这一解耦确保仓库始终整洁，同时每个有意义的实验都保持完整可溯源 (fully traceable)。

🔄 Pipeline Architecture — 全链路架构图

下图展示从原始数据输入到实验档案输出的完整执行路径。HPO 开关决定内层搜索是否激活；外层 K-fold 始终运行以保证泛化评估的无偏性。

flowchart TD
    A["Raw Dataset (.xlsx / .csv)"] --> B["Feature Processor: Impute / Scale / Encode"]
    B --> C{"HPO Enabled?"}
    C -- "Yes" --> D["Outer K-fold Loop"]
    C -- "No" --> D
    D --> E["Inner CV Loop: Search Space"]
    E --> F["Optuna TPE Sampling: n_trials x J fits"]
    F --> G["Best config: theta* = argmin E_Dval"]
    G --> D
    D --> H["Outer Fold Eval: RMSE / R2 on Test Set"]
    H --> I["K-Fold Aggregate: mu_CV +/- sigma_CV"]
    I --> J["SHAP Attribution: phi_i per sample"]
    I --> K["Pred vs Actual: +/- 10% Error Band"]
    I --> L["MLflow Log: Params / Metrics / Artifacts"]
    J --> M["experiments/ Archive: Figures + Manifest"]
    K --> M
    L --> M
    style A fill:#f0f4ff,stroke:#4a6cf7
    style G fill:#fff3e0,stroke:#ff9800
    style M fill:#e8f5e9,stroke:#4caf50

🧭 Data Flow — 特征处理细节

数值特征经中位数插补 + 标准化，类别特征经常量插补 + One-Hot 编码，两路特征在模型层合并。预处理器作为 sklearn Pipeline 的一部分，确保 SHAP 归因直接对应原始输入变量，不产生语义偏移。

flowchart LR
    subgraph INPUT["Input Features"]
        FN["Numerical features"]
        FC["Categorical features"]
    end
    subgraph PROC["Preprocessor - sklearn Pipeline"]
        FN --> NI["Median Imputer"]
        NI --> NS["Standard Scaler: x = (x - mean) / std"]
        FC --> CI["Constant Imputer"]
        CI --> CE["One-Hot Encoder"]
    end
    subgraph MODEL["Estimator"]
        NS --> EST["XGBoost / RandomForest"]
        CE --> EST
    end
    EST --> SHAP["SHAP TreeExplainer: phi_i per sample"]
    EST --> PRED["y_hat = f(x)"]

⚡ Quick Start — 快速上手

1. 安装依赖 Installation

git clone https://github.com/liqinglq666/MatPropNet.git
cd MatPropNet
pip install -r requirements.txt

2. 准备数据 Prepare Your Data

将数据集放置于 data/raw/，并在 conf/config.yaml 中更新路径：

data:
  path: data/raw/your_data.xlsx   # 替换为你的文件名 replace with your filename

3. 单次调试运行 Single Debug Run（无 HPO，速度快 fast）

python main.py model=random_forest hpo.enabled=false

输出落于 outputs/<date>/<time>/，检查日志与图表后再进行正式实验。
Outputs land in outputs/. Inspect logs and figures before committing to a full experiment.

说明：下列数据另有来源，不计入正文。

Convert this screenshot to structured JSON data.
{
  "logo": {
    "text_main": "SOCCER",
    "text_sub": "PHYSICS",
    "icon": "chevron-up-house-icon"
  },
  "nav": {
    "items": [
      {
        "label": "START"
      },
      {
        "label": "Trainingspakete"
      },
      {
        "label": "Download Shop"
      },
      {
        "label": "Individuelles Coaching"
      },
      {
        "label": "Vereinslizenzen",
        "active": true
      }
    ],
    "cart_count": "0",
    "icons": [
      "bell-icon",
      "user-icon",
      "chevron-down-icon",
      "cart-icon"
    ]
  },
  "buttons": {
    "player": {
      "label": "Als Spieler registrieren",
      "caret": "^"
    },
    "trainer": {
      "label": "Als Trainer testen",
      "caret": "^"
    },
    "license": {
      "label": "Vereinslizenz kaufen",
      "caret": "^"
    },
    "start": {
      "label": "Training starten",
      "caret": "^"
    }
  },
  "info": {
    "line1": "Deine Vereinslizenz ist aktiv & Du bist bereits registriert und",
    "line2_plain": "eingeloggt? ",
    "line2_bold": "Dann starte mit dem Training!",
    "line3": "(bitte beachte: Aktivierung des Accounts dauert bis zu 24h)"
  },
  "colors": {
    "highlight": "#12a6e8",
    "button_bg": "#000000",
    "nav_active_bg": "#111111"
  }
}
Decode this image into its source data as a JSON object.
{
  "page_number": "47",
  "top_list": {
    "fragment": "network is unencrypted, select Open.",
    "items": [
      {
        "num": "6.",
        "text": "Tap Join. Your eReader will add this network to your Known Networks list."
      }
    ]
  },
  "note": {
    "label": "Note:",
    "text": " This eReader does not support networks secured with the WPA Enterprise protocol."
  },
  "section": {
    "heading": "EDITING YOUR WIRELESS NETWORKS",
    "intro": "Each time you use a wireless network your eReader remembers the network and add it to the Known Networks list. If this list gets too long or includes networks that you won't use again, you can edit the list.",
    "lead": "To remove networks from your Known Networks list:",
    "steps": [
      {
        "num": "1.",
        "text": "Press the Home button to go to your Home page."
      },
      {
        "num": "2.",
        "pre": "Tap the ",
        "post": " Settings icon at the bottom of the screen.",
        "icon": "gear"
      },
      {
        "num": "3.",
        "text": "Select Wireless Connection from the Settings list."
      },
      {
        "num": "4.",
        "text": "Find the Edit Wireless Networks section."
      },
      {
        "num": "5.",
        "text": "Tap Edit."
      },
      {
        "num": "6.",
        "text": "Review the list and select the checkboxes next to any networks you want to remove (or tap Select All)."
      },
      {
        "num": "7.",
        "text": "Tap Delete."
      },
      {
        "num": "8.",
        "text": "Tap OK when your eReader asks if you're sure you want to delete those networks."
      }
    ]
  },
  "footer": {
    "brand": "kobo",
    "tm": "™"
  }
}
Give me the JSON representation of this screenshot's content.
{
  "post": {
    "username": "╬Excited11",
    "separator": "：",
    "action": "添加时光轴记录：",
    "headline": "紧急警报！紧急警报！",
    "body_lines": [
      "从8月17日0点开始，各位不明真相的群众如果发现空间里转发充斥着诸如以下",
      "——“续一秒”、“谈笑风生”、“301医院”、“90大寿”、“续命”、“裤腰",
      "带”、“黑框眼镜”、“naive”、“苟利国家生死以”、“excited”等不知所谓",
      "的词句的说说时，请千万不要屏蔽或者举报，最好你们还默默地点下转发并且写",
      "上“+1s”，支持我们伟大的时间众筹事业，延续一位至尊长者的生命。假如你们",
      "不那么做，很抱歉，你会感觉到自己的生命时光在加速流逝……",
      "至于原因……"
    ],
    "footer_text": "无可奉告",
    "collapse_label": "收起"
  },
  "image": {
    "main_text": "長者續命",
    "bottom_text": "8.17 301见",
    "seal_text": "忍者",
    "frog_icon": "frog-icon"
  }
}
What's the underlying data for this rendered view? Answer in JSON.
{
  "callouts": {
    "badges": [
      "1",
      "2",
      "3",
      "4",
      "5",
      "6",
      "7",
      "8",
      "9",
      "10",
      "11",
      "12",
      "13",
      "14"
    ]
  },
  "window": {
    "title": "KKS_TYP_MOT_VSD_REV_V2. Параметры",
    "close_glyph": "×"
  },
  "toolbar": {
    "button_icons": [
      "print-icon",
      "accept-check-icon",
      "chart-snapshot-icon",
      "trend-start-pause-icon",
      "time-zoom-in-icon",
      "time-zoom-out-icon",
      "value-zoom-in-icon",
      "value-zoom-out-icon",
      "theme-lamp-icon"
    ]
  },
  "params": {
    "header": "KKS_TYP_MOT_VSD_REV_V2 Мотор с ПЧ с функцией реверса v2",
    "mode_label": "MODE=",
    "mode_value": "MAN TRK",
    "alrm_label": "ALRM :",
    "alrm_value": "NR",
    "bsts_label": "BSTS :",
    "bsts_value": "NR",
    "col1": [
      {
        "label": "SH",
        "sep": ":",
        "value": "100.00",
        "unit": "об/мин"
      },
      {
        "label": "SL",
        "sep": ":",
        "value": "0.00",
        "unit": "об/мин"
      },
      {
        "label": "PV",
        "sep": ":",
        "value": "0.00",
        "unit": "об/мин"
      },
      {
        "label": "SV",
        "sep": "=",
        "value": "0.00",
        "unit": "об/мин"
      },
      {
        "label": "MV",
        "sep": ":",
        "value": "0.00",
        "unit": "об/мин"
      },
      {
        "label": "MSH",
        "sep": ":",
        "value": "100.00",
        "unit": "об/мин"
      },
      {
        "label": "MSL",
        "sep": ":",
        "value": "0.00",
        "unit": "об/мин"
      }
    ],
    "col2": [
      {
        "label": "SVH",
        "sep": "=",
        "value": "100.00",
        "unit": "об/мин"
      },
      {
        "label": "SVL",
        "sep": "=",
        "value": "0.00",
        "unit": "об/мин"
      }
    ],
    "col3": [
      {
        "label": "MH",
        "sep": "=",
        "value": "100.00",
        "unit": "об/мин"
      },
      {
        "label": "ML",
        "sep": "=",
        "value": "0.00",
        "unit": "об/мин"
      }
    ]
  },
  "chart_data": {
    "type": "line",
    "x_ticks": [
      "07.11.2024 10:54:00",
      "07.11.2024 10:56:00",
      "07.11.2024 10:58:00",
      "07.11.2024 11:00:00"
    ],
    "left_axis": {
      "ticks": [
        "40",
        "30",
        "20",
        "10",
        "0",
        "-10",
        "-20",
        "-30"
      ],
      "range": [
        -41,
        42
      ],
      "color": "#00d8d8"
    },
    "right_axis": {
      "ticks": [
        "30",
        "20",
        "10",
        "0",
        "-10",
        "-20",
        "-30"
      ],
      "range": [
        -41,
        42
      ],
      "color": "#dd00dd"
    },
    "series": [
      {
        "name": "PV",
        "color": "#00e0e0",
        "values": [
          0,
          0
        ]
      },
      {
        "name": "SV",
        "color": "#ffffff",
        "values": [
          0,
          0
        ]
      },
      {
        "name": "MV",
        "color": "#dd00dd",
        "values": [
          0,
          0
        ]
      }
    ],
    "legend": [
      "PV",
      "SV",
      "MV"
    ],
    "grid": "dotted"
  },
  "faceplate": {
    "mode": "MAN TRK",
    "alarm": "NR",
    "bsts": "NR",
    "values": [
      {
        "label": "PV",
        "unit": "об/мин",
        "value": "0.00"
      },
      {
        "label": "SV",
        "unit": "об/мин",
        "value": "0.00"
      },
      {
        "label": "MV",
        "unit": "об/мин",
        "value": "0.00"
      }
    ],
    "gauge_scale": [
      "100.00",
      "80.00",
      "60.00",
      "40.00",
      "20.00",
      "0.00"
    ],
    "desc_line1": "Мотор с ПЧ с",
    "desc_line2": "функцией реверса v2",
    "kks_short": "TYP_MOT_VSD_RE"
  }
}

4. 完整 HPO 运行 Full Run with Bayesian HPO

python main.py model=xgboost hpo.enabled=true experiment_name=exp_v1

5. 多模型 Sweep 扫参 Multi-Model Sweep（Hydra multirun）

python main.py --multirun model=xgboost,random_forest hpo.enabled=true experiment_name=sweep_01

所有 run 顺序执行，图表按模型归档于 experiments/sweep_01/ 下。
All runs execute sequentially; figures archived per model under experiments/sweep_01/.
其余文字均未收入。